Pour que l’histoire de ces inhumations et de leur oubli soit établie de façon objective, j’ai demandé à la Commission nationale indépendante de reconnaissance et de réparation des préjudices subis par les Harkis, créée par la loi du 23 février 2022, de se saisir du dossier.

La mémoire de ces enfants, comme celle des Harkis, a été maltraitée, fragmentée, évitée. Une fois sortis des camps, ils n’ont pas oublié, c’est impossible, mais ils y ont laissé les mots qui s’y rattachent.

En tant que Secrétaire d’État  chargée de la mémoire, il me revient de vous dire que l’histoire des Harkis n’est pas une histoire indicible. Il est vrai qu’elle a souvent été tue, par la France ou par la première génération de Harkis. Alors j’aimerais que demain, plus un seul Français, lorsqu’il s’interroge sur cette période difficile, ne s’entende répondre « n’en parlons plus ».

Avec nous, dans cette cour, il y a des collégiens et des lycéens. Je tiens à saluer leur présence en ce jour d’hommage. Par celle-ci, par leur diversité, ils représentent l’ensemble de la jeunesse française qui, après avoir entendu ces mots, est en droit de demander à ce qu’on leur enseigne la vérité sur l’histoire indissociable de ces combattants Harkis et de la France. 

J’ai entendu la proposition de plusieurs grandes associations de créer une fondation dédiée à la mémoire des Harkis et de leurs familles. La commission nationale indépendante Harkis a préconisé d’engager une réflexion sur cette proposition. J’ai décidé de faire mienne cette idée, car je pense que c’est une réflexion qui mérite d’être menée en nuances et en profondeur.

Je vais donc confier au contrôle général des armées une mission exploratoire et prospective sur la création d’une telle fondation, sur les missions qui lui reviendraient et sur la manière dont elle pourrait s’articuler avec les fondations déjà existantes.

Aujourd’hui, si nous voulons éviter de nous égarer sur les chemins obscurs qui conduisent là où l’avenir ne construit plus rien, il est indispensable de consolider les liens profonds, parfois abimés, qui unissent la France et chacun de ses enfants. 
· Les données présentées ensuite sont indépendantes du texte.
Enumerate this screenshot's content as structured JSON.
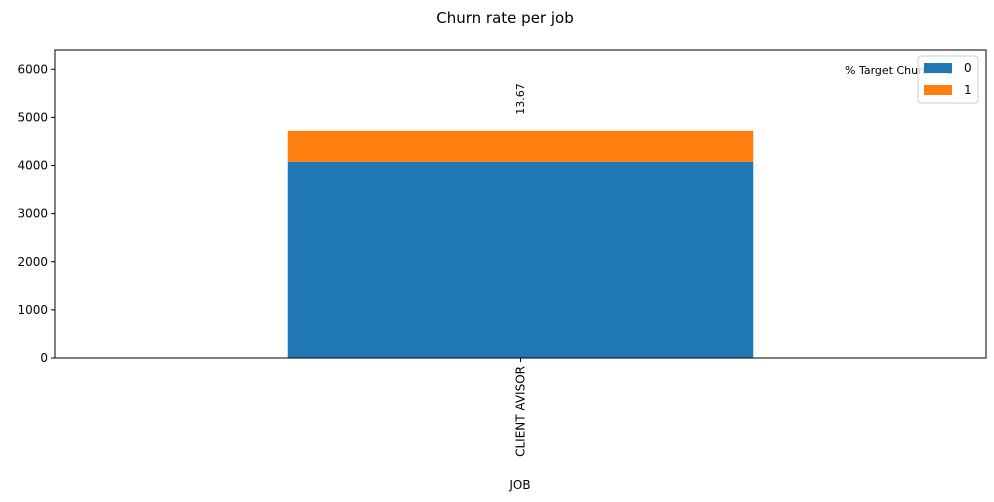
{
  "chart_data": {
    "type": "bar",
    "stacked": true,
    "title": "Churn rate per job",
    "xlabel": "JOB",
    "ylabel": "",
    "categories": [
      "CLIENT AVISOR"
    ],
    "series": [
      {
        "name": "0",
        "values": [
          4075
        ],
        "color": "#1f77b4"
      },
      {
        "name": "1",
        "values": [
          645
        ],
        "color": "#ff7f0e"
      }
    ],
    "bar_labels": [
      "13.67"
    ],
    "annotation": "% Target Churn = 1",
    "ylim": [
      0,
      6400
    ],
    "yticks": [
      0,
      1000,
      2000,
      3000,
      4000,
      5000,
      6000
    ],
    "legend_position": "top-right",
    "grid": false
  }
}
Je sais qu’aujourd’hui encore, de nombreux Harkis tiennent le récit des traumatismes qu’ils ont vécus en le conjuguant au passé, mais en le vivant au présent. Pour trouver l’apaisement, il nous faut persévérer dans le travail de conciliation des temps et des mémoires que nous avons en commun. 
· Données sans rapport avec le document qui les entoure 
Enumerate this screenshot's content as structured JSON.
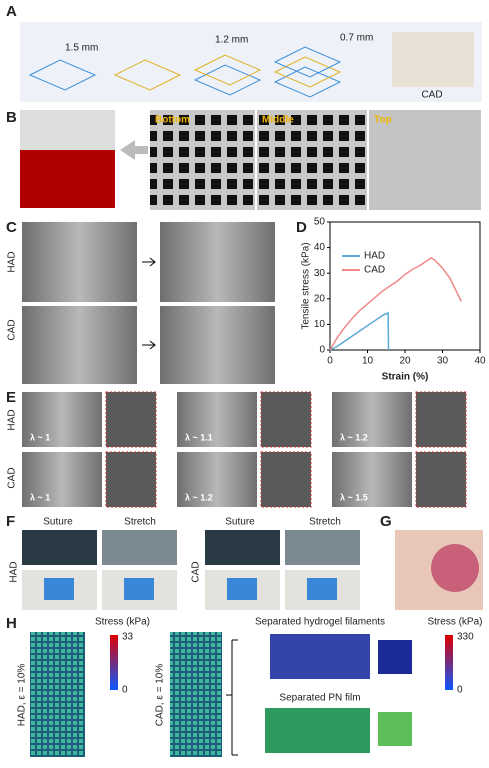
{
  "figure": {
    "a": {
      "label": "A",
      "dims": [
        "1.5 mm",
        "1.2 mm",
        "0.7 mm"
      ],
      "product": "CAD"
    },
    "b": {
      "label": "B",
      "layers": [
        "Bottom",
        "Middle",
        "Top"
      ]
    },
    "c": {
      "label": "C",
      "rows": [
        "HAD",
        "CAD"
      ]
    },
    "d": {
      "label": "D"
    },
    "e": {
      "label": "E",
      "rows": [
        "HAD",
        "CAD"
      ],
      "had_lambda": [
        "λ ~ 1",
        "λ ~ 1.1",
        "λ ~ 1.2"
      ],
      "cad_lambda": [
        "λ ~ 1",
        "λ ~ 1.2",
        "λ ~ 1.5"
      ]
    },
    "f": {
      "label": "F",
      "steps": [
        "Suture",
        "Stretch",
        "Suture",
        "Stretch"
      ],
      "rows": [
        "HAD",
        "CAD"
      ]
    },
    "g": {
      "label": "G"
    },
    "h": {
      "label": "H",
      "stress_label": "Stress (kPa)",
      "scale1": [
        33,
        0
      ],
      "had": "HAD, ε = 10%",
      "cad": "CAD, ε = 10%",
      "filaments": "Separated hydrogel filaments",
      "film": "Separated PN film",
      "scale2": [
        330,
        0
      ]
    }
  },
  "chart_data": {
    "type": "line",
    "xlabel": "Strain (%)",
    "ylabel": "Tensile stress (kPa)",
    "xlim": [
      0,
      40
    ],
    "xticks": [
      0,
      10,
      20,
      30,
      40
    ],
    "ylim": [
      0,
      50
    ],
    "yticks": [
      0,
      10,
      20,
      30,
      40,
      50
    ],
    "series": [
      {
        "name": "HAD",
        "color": "#5aa9d6",
        "x": [
          0,
          2,
          4,
          6,
          8,
          10,
          12,
          14,
          15.5,
          15.6
        ],
        "values": [
          0,
          1.5,
          3.5,
          5.5,
          7.5,
          9.5,
          11.5,
          13.5,
          14.5,
          0
        ]
      },
      {
        "name": "CAD",
        "color": "#f08a8a",
        "x": [
          0,
          2,
          4,
          6,
          8,
          10,
          12,
          14,
          16,
          18,
          20,
          22,
          24,
          26,
          27,
          28,
          30,
          32,
          34,
          35
        ],
        "values": [
          0,
          5,
          9,
          12.5,
          15.5,
          18,
          20.5,
          23,
          25,
          27,
          29.5,
          31.5,
          33,
          35,
          36,
          35,
          32,
          28,
          22,
          19
        ]
      }
    ]
  }
}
Nous devons continuer de prouver, toujours et partout, que la communauté de destin qui existe entre les Harkis, leurs descendants et la France, si elle a été trop longtemps oubliée par la République, est désormais reconnue et solidement établie.

Le Gouvernement continue d’œuvrer pour que, demain, entre l’histoire de France et la mémoire des combattants Harkis, il ne demeure plus de distance triste. 

Vive la République

Vive la France

L’engagement de troupes étrangères dans les forces armées françaises remonte à la colonisation de l’Algérie en 1830 lorsque des tribus d’indigènes prêtent allégeance à la France. Les régiments de supplétifs s’illustrent dans la plupart des campagnes militaires de 1850 à 1914, date à partir de laquelle ils se sont mobilisés dans les troupes de l’Armée d’Afrique. A ce titre les régiments de tirailleurs nord-africains sont, avec les Zouaves, parmi les plus décorés de l’armée française. Comme en Indochine, le déclenchement de la guerre d’Algérie relance l’emploi des supplétifs.

Le mot “harki” dérivé du mot arabe “haraka” qui veut dire “mouvement” désigne des groupes militaires très mobiles, engagés dans des unités bien spécifiques.

Le registre de l’armée française compte plus de 160.000 harkis engagés tout au long de la guerre. En 1962, près de 80.000 d’entre eux seront accueillis en métropole fuyant les représailles du front de libération nationale (FLN).